Neutrosophic Bilinear Algebras and their Generalizations

TL;DR

This book explores neutrosophic bilinear and n-linear algebras, extending classical algebraic concepts to neutrosophic contexts and proposing new theoretical results and potential applications.

Contribution

It introduces the concept of neutrosophic n-linear algebras and generalizes existing bilinear algebra theories to neutrosophic frameworks.

Findings

Development of neutrosophic bilinear algebra theory

Extension to n-linear algebras with new theorems

Proposed applications and problems for further research

Abstract

This book introduces the concept of neutrosophic bilinear algebras and their generalizations to n-linear algebras, n>2. This book has five chapters. The first chapter is introductory in nature and gives a few essential definitions and references for the reader to make use of the literature in case the reader is not thorough with the basics.

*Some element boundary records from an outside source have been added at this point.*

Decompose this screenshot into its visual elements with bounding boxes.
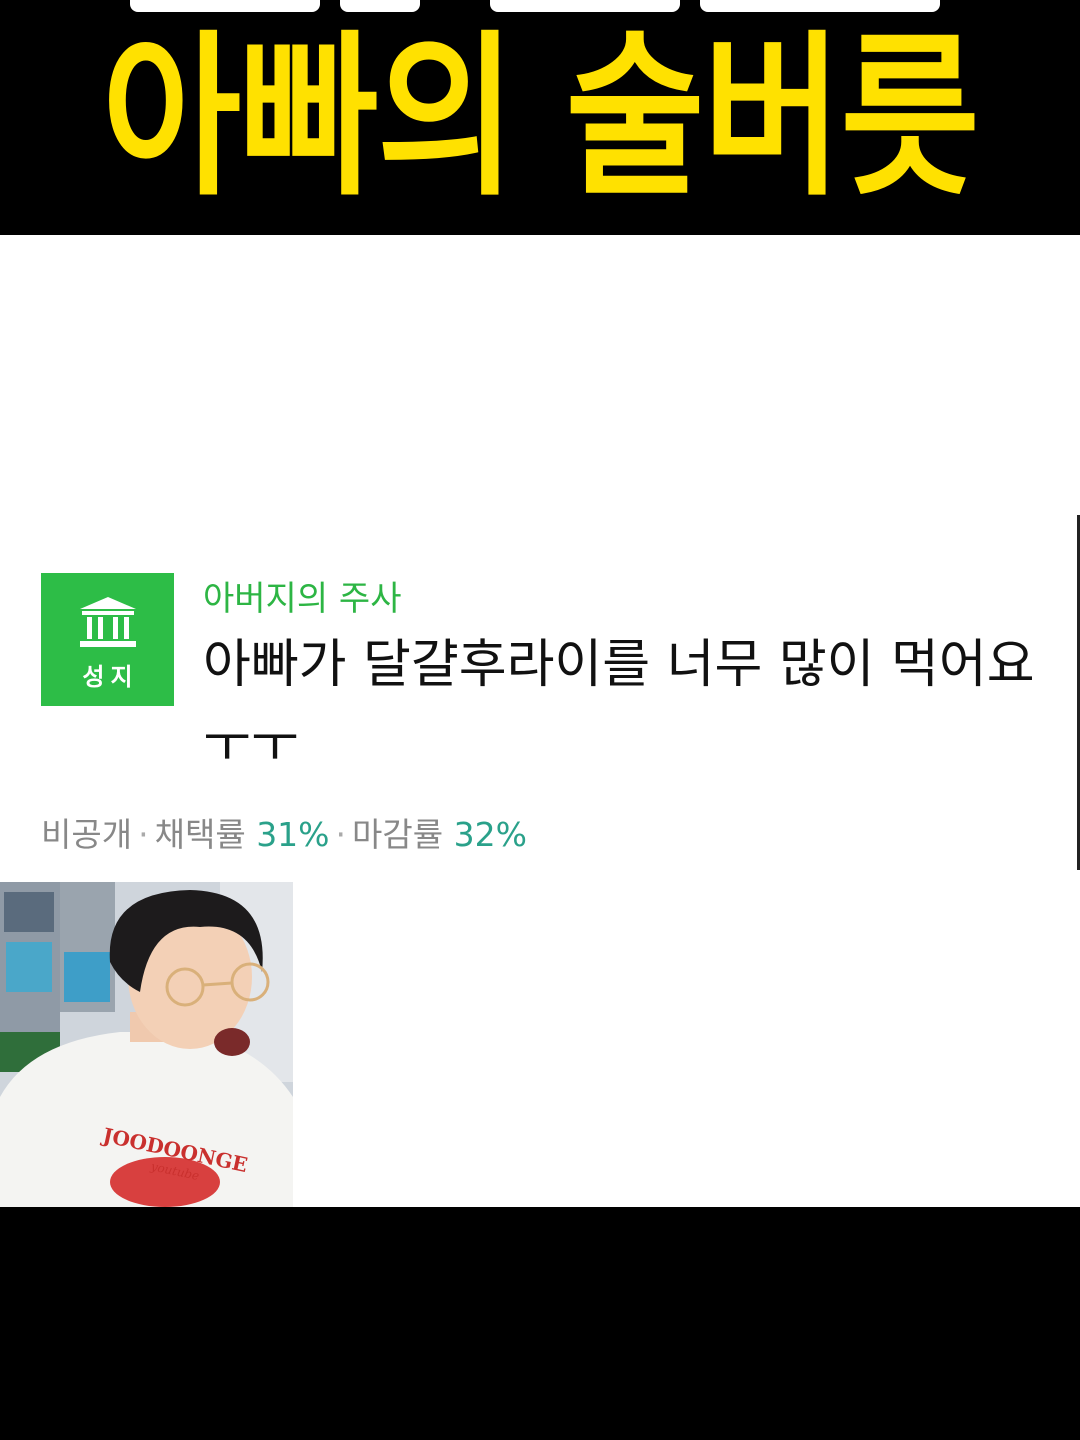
closing-rate-label: 마감률 (352, 815, 444, 854)
sanctuary-badge: 성지 (41, 573, 174, 706)
streamer-webcam: JOODOONGE youtube (0, 882, 293, 1207)
adoption-rate-label: 채택률 (154, 815, 246, 854)
question-title[interactable]: 아빠가 달걀후라이를 너무 많이 먹어요ㅜㅜ (203, 625, 1043, 785)
bottom-letterbox (0, 1207, 1080, 1440)
question-category[interactable]: 아버지의 주사 (203, 571, 402, 620)
top-banner: 아빠의 술버릇 (0, 0, 1080, 235)
video-title: 아빠의 술버릇 (101, 15, 980, 220)
bank-icon (80, 597, 136, 647)
adoption-rate-value: 31% (256, 815, 330, 854)
visibility-label: 비공개 (41, 815, 133, 854)
question-meta: 비공개 · 채택률 31% · 마감률 32% (41, 815, 527, 854)
badge-label: 성지 (82, 663, 139, 691)
cut-off-caption-line (120, 0, 960, 12)
webcam-image: JOODOONGE youtube (0, 882, 293, 1207)
closing-rate-value: 32% (453, 815, 527, 854)
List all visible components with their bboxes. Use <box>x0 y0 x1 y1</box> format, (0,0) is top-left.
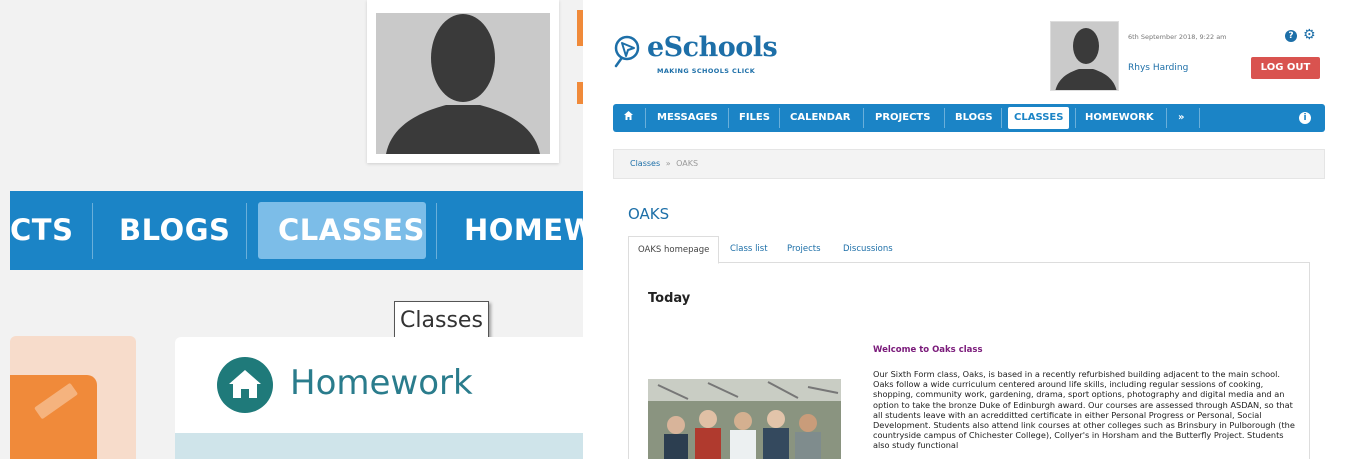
orange-tile[interactable] <box>10 375 97 459</box>
pencil-icon <box>34 383 78 419</box>
info-icon[interactable]: i <box>1299 112 1311 124</box>
nav-item-classes[interactable]: CLASSES <box>278 191 425 270</box>
homework-card[interactable]: Homework <box>175 337 583 459</box>
logo-tagline: MAKING SCHOOLS CLICK <box>657 67 756 75</box>
avatar-card <box>367 0 559 163</box>
classes-tooltip: Classes <box>394 301 489 340</box>
nav-divider <box>944 108 945 128</box>
class-photo <box>648 379 841 459</box>
nav-item-homework[interactable]: HOMEWORK <box>1085 104 1154 132</box>
logout-button[interactable]: LOG OUT <box>1251 57 1320 79</box>
nav-item-blogs[interactable]: BLOGS <box>955 104 993 132</box>
card-band <box>175 433 583 459</box>
nav-item-classes[interactable]: CLASSES <box>1008 107 1070 129</box>
home-icon[interactable] <box>623 104 634 132</box>
avatar-placeholder-icon <box>1051 22 1118 90</box>
breadcrumb: Classes » OAKS <box>613 149 1325 179</box>
nav-item-messages[interactable]: MESSAGES <box>657 104 718 132</box>
logo-title: eSchools <box>647 32 778 63</box>
nav-divider <box>246 203 247 259</box>
nav-item-calendar[interactable]: CALENDAR <box>790 104 850 132</box>
datetime: 6th September 2018, 9:22 am <box>1128 33 1227 41</box>
eschools-app: eSchools MAKING SCHOOLS CLICK 6th Septem… <box>591 0 1346 459</box>
nav-divider <box>436 203 437 259</box>
main-navbar: MESSAGES FILES CALENDAR PROJECTS BLOGS C… <box>613 104 1325 132</box>
post-title[interactable]: Welcome to Oaks class <box>873 345 983 355</box>
nav-divider <box>1199 108 1200 128</box>
breadcrumb-trail: Classes » OAKS <box>630 159 698 168</box>
gear-icon[interactable]: ⚙ <box>1303 28 1316 42</box>
tab-projects[interactable]: Projects <box>787 244 821 254</box>
post-body: Our Sixth Form class, Oaks, is based in … <box>873 369 1295 451</box>
tab-discussions[interactable]: Discussions <box>843 244 893 254</box>
panel-divider <box>583 0 591 459</box>
logo-mark-icon <box>614 35 640 68</box>
nav-divider <box>728 108 729 128</box>
page-title: OAKS <box>628 205 670 223</box>
zoomed-detail-panel: CTS BLOGS CLASSES HOMEW Classes Homework <box>0 0 583 459</box>
breadcrumb-current: OAKS <box>676 159 699 168</box>
homework-card-title: Homework <box>290 363 473 403</box>
class-tabs: OAKS homepage Class list Projects Discus… <box>628 236 1310 264</box>
nav-item-projects-partial[interactable]: CTS <box>10 191 73 270</box>
nav-divider <box>1001 108 1002 128</box>
breadcrumb-classes-link[interactable]: Classes <box>630 159 660 168</box>
nav-divider <box>1166 108 1167 128</box>
zoomed-navbar: CTS BLOGS CLASSES HOMEW <box>10 191 583 270</box>
nav-divider <box>779 108 780 128</box>
nav-divider <box>863 108 864 128</box>
tab-class-list[interactable]: Class list <box>730 244 768 254</box>
breadcrumb-separator: » <box>665 159 671 168</box>
nav-item-files[interactable]: FILES <box>739 104 770 132</box>
home-icon <box>217 357 273 413</box>
nav-divider <box>645 108 646 128</box>
avatar[interactable] <box>1050 21 1119 91</box>
nav-more-chevron[interactable]: » <box>1178 104 1184 132</box>
username-link[interactable]: Rhys Harding <box>1128 63 1188 73</box>
nav-item-homework-partial[interactable]: HOMEW <box>464 191 583 270</box>
nav-divider <box>1075 108 1076 128</box>
nav-item-blogs[interactable]: BLOGS <box>119 191 230 270</box>
question-circle-icon[interactable]: ? <box>1285 30 1297 42</box>
section-heading: Today <box>648 291 691 306</box>
nav-item-projects[interactable]: PROJECTS <box>875 104 930 132</box>
avatar-placeholder-icon <box>376 13 550 154</box>
tab-oaks-homepage[interactable]: OAKS homepage <box>628 236 720 264</box>
nav-divider <box>92 203 93 259</box>
homepage-panel: Today Welcome to Oaks class Our Sixth Fo… <box>628 263 1310 459</box>
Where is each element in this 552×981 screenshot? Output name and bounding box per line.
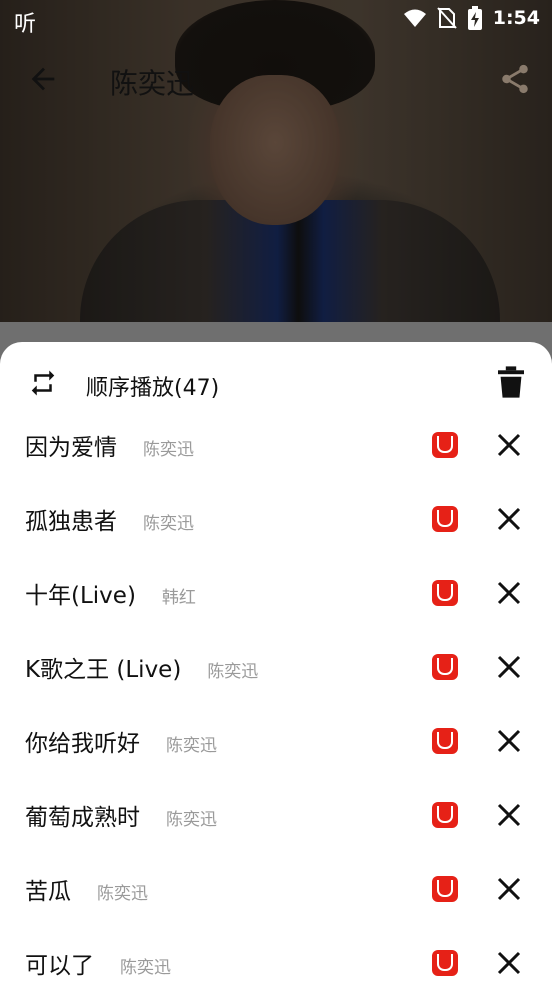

The second chapter deals with different types of neutrosophic bilinear algebras and bivector spaces and proves several results analogous to linear bialgebra. In chapter three the authors introduce the notion of n-linear algebras and prove several theorems related to them. Many of the classical theorems for neutrosophic algebras are proved with appropriate modifications. Chapter four indicates the probable applications of these algebraic structures. The final chapter suggests about 80 innovative problems for the reader to solve.